Por Alessandro Molon

Não tem sido fácil. Há mais de um ano luto pela votação do Projeto de Lei 2.126 de 2011, mais conhecido como Marco Civil da Internet. Em meio ao escândalo de espionagem que teria sido empregado pelos Estados Unidos, as atenções se voltaram novamente ao Marco Civil. De Brasília, tenho acompanhado as movimentações pela web pedindo sua votação, mas também algumas outras informações equivocadas que foram espalhadas, nem sempre acompanhadas de verificação.

Notei a menção específica a um trecho do texto: o parágrafo 2 do Artigo 15. Ao contrário do que está sendo sugerido, este parágrafo não foi resultado de uma mudança feita neste último mês, tampouco foi incluído sorrateiramente, “na calada da noite”, por grupos empresariais.

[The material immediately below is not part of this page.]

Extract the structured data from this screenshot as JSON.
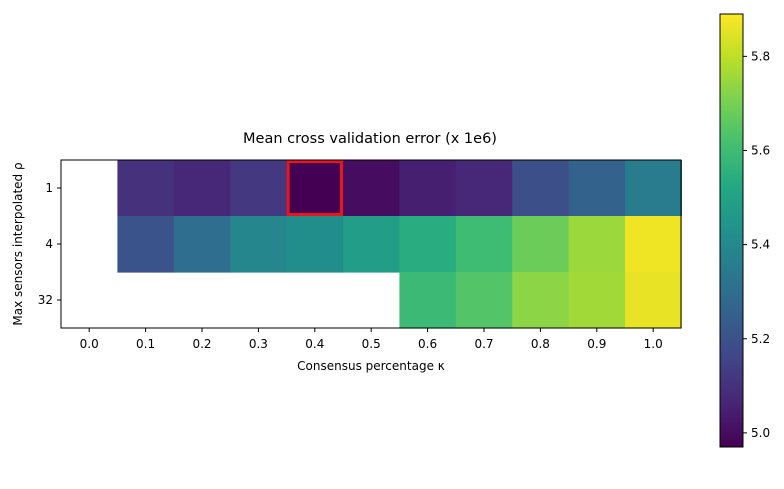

O trecho foi inserido no Projeto de Lei em novembro do ano passado, após pedido da ministra da Cultura, e amplamente divulgado na época. Ele não altera em nada o que já é feito atualmente na internet em relação a conteúdo protegido por direito autoral. Diante da preocupação de que o projeto de lei alterasse, sem a devida discussão, a disciplina de proteção aos direitos autorais, o parágrafo inserido deixava claro que isto não aconteceria. Apenas isso. No fundo, é o contrário do que se propaga: sem a menção, poder-se-ia entender que o projeto alterava a proteção de direitos autorais e o parágrafo inserido deixou claro que não altera. Por ser um tema complexo, todas as nuances do direito autoral serão apreciadas e debatidas, democraticamente, num Projeto de Lei próprio, que reformará a legislação atual. A última informação que tive é de que este texto será enviado à Câmara dos Deputados em breve pelo Executivo.

Consenso num assunto tão vasto como a Internet não é simples. O momento atual, no entanto, é de concentrar apoio ao Marco Civil, para impulsionar sua entrada na pauta de votação da Câmara. Do contrário, corremos o risco de não ver este projeto de lei aprovado, pois a pressão das empresas provedoras de conexão têm surtido efeito. Precisamos mostrar que a sociedade quer ter seus direitos garantidos, com a defesa da neutralidade da rede, da liberdade de expressão e do direito à privacidade.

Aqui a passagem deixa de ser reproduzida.